APA-Harare (Zimbabwe) The International Monetary Fund (IMF) has warned that sub-Saharan Africa stands to lose the most if the world were split into two isolated trading blocs centred around China or the United States and the European Union (EU).
In a note accompanying its April 2023 Regional Economic Outlook for Sub-Saharan Africa, the IMF said the deepening global geo-economic fragmentation could have disastrous effects on sub-Saharan African countries whose economies found themselves caught up between sticking with traditional Western partners and going with rising powerhouse China.
“In this severe scenario, sub-Saharan African economies could experience a permanent decline of up to 4 percent of real gross domestic product after 10 years according to our estimates—losses larger than what many countries experienced during the Global Financial Crisis (of 2008/09),” the Bretton Woods institution said.
It noted that while economic and trade alliances with China and other new economic partners have so far benefited Africa, they have also made countries from the continent reliant on imports of food and energy that are more susceptible to global shocks, “including disruptions from the surge in trade restrictions following Russia’s invasion of Ukraine.”
“If geopolitical tensions were to escalate, countries could be hit by higher import prices or even lose access to key export markets—about half of the region’s value of international trade could be impacted.”
The warning comes amid geopolitical tensions between China and Russia, on the one hand, and the US and EU, on the other, over the ongoing Russia-Ukraine war and the China-Taiwan diplomatic tiff.
Most African countries have refused to side with the US and EU in condemning Russia’s invasion of Ukraine, preferring instead to push for dialogue between the two sides.
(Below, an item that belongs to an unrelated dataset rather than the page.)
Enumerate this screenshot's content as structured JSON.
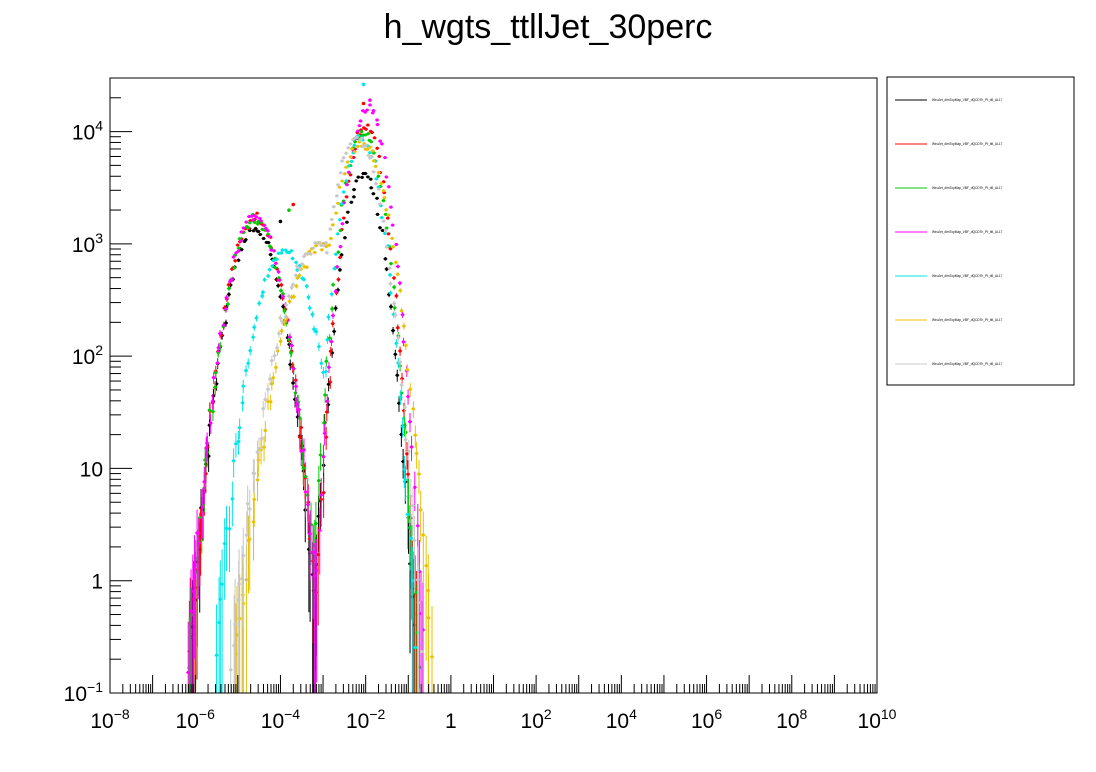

They have also recently turned towards China for economic cooperation, a development that has appeared to ruffle feathers in the West which has responded by launching diplomatic offensives to counter China’s rising clout on the continent.
The IMF warned that Africa’s losses from the unfolding events “could be compounded if capital flows between trade blocs were cut off due to geopolitical tensions.”
“The region could lose an estimated $10 billion of foreign direct investment (FDI) and official development assistance inflows, which is about half a percent of GDP a year (based on an average 2017–19 estimate),” the note said.
The reduction in FDI in the long run could also hinder much-needed technology transfer, it noted.
The deepening geo-economic fragmentation could worsen coordination problems for countries looking to restructure their debt, according to the Fund.
It urged African countries to build resilience to better manage the expected shocks from the emerging global divisions.
This would include strengthening the ongoing regional trade integration under the African Continental Free Trade Area (AfCFTA), and identifying sectors that may benefit from trade diversion such as energy.
The AfCFTA aims to reduce tariff and non-tariff trade barriers among African countries as well as strengthen efficiency in customs and close the infrastructure gaps.